Efficient data storage options

Completed

As many machine-learning models benefit from large amounts of data, store your large dataset efficiently to reduce processing time.

Recall that you received a large dataset from the analytics team. You know you have to store it efficiently to optimize processing time. Whether it is for preparing and exploring the flight data, or to train a machine or deep learning model on the data.

You'll learn some best practices to store large amounts of data.

Choose an Azure Data Lake Storage Gen2

Together with the analytics team, you have decided to do all processing and model training in Azure Machine Learning. To easily and securely access the data from the Azure Machine Learning workspace, you want to store the data in Azure.

Although there are several options to store data in Azure, the best solution when working with Azure Machine Learning is to store the data in an Azure Data Lake Storage Gen2, no matter the size of the data.

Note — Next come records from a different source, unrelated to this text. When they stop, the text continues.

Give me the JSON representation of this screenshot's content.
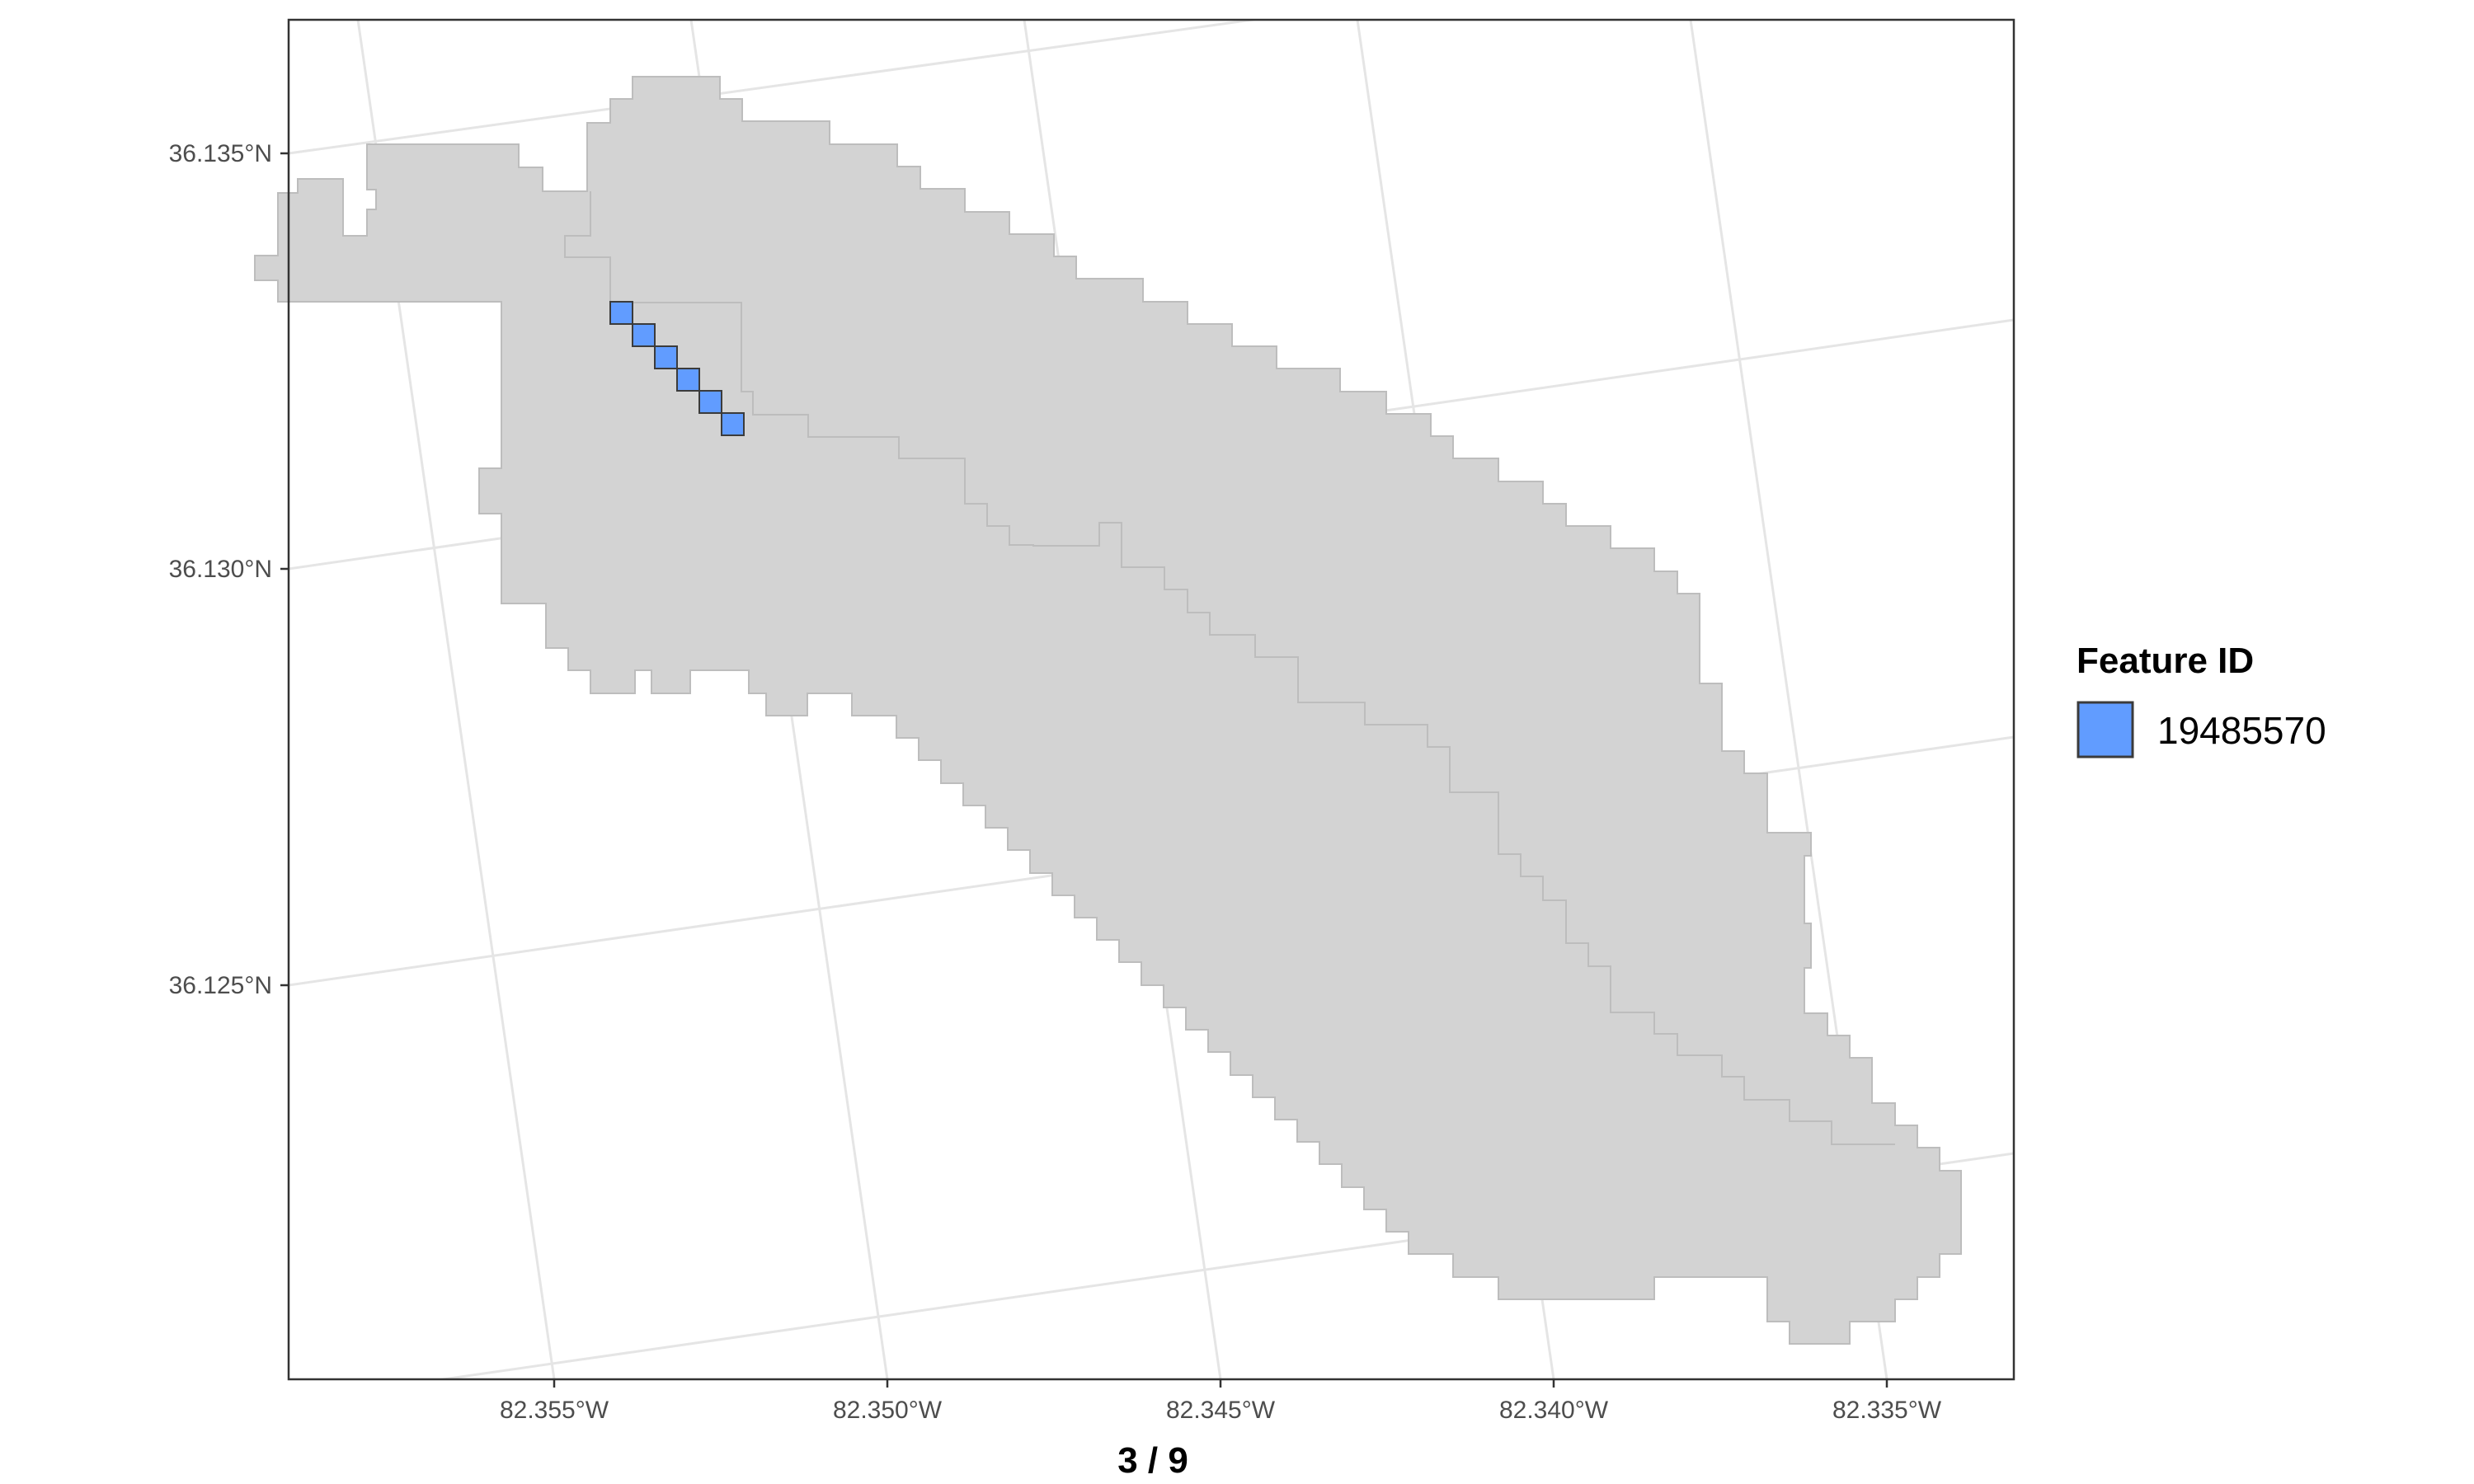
{
  "map": {
    "x_axis": {
      "ticks": [
        "82.355°W",
        "82.350°W",
        "82.345°W",
        "82.340°W",
        "82.335°W"
      ]
    },
    "y_axis": {
      "ticks": [
        "36.135°N",
        "36.130°N",
        "36.125°N"
      ]
    },
    "basin": {
      "fill": "#d3d3d3",
      "stroke": "#bdbdbd"
    },
    "highlight": {
      "fill": "#619cff",
      "stroke": "#3b3b3b"
    },
    "grid_color": "#e5e5e5",
    "panel_border": "#333333"
  },
  "legend": {
    "title": "Feature ID",
    "items": [
      {
        "label": "19485570",
        "color": "#619cff"
      }
    ]
  },
  "pager": {
    "label": "3 / 9"
  }
}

Take advantage of the hierarchical namespace

Compared to an Azure Blob Storage, the Azure Data Lake Gen2 provides a hierarchical namespace to store your files.

With the hierarchical namespace, you can use a nested folder structure to optimize listing operations. Next to better scalability and performance, structuring your files like this will also allow for fine-granular access.

Use a nested folder structure

The reason why it's more efficient to use a data lake instead of a flat object storage, is because it's best to avoid putting all your files in one folder.

If all files are stored in one folder, regardless of which storage solution you choose, reading the files will be demanding for your compute.

The flight data you received, are a large collection of CSV files that show the flight information for each month. Based on these recommendations, you choose to migrate the data to an Azure Data Lake Storage and create a nested folder structure based on date. Doing so will allow you to easily select for which time period you want to load in the flight data.

Avoid small files

And finally, when storing your files you should avoid having many small files. Reading a 1000 small files is much slower than reading one file with 1000x the size.

Access data in Azure Machine Learning

After migrating the data and allowing Azure Machine Learning to connect to the Azure Data Lake, you want to use the flight data as input when running a job.

When working with data in Azure Machine Learning, you can either download or mount the data to the Compute Cluster assigned to run the job:

  • Download the data if you estimate the dataset will fit onto the virtual machine's disk.
  • Mount the data if you expect the dataset to be too large to be downloaded on to the disk.